O DERROTADO - Capítulo 1: uma ligação
Era noite e chovia.
As luzes das viaturas policiais, estacionadas em ângulo oblíquo na rua, fatiavam a água que caía de um céu denso. Ventava. Os postes pareciam cabeças de fósforo acesas por detrás de um vidro opaco. Um rastro de sangue diluído vinha de uma mulher loira estirada na calçada e desaparecia no bueiro, como duma lata que escorre tinta depois de cair no chão. Os prédios em envolta dormiam.
O delegado Pacheco, de chapéu fedora e cigarro apagado na boca, atravessou o cordão de isolamento e parou próximo ao corpo. Dois tiros no coração sob um vestido branco. “Pra quê sonhos se não há vida pra vivê-los?”. Próximo à cabeça estava um legista usando uma capa de chuva amarela. Dois policiais protegiam a cena.
- Vitória, professora, trinta e cinco anos, cerca de um metro e sessenta – disse o legista a Pacheco sem levantar a cabeça. – Provável hora da morte: vinte e duas horas.
- Sinal de roubo ou luta?
- Não. Carteira encontrada com a vítima. Mas tem algo na mão esquerda fechada.
- Qual o calibre do disparo?
- Ponto quarenta.
- Sem testemunhas?
- Até agora, nada. A patrulha comunicou a ocorrência.
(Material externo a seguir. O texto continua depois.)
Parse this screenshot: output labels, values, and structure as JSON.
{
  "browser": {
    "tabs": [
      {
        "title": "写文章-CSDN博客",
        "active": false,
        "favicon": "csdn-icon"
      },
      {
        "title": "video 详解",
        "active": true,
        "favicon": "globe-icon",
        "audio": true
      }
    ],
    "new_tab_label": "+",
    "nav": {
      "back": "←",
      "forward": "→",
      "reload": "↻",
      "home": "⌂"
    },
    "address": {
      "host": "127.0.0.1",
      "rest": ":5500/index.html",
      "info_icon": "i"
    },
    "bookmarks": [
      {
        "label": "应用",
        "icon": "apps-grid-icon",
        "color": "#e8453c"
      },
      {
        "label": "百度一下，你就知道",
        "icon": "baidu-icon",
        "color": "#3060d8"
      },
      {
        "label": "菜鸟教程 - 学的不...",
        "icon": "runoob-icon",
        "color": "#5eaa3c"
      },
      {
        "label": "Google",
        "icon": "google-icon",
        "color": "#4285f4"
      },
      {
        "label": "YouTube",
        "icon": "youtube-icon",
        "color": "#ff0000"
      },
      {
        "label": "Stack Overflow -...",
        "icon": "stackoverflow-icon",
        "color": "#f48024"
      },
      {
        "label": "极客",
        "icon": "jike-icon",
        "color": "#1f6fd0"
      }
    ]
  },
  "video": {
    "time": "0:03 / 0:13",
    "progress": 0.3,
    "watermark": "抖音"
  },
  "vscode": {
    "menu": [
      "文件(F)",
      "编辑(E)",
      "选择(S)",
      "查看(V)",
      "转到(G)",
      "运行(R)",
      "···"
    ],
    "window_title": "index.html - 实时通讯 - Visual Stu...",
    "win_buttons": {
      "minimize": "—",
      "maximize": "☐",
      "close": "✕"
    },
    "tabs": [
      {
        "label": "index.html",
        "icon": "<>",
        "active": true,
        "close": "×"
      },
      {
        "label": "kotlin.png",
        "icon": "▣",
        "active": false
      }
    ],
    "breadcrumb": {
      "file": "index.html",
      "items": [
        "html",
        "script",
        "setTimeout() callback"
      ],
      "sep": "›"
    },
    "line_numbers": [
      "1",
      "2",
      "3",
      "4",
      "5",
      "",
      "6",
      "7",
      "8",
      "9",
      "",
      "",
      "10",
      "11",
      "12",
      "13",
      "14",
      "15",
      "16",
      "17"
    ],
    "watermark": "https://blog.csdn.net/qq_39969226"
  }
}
Pacheco olhou os prédios procurando uma câmera. Disse ao legista: - Área residencial. Por causa da proteção à privacidade, não há filmadoras de vigilância.
- E com essa chuva quem conseguisse realizar o retrato falado da autoria mereceria um prêmio.
- Temos algum suspeito?
- O marido. Está no prédio ao lado.
“Isso seria coincidência?” - Por quê?
- A delegacia registrou uma ligação dele... E há uma arma registrada em seu nome com o mesmo calibre.
- Obrigado.
Pacheco contornou o cadáver e andou até a entrada do prédio ao lado.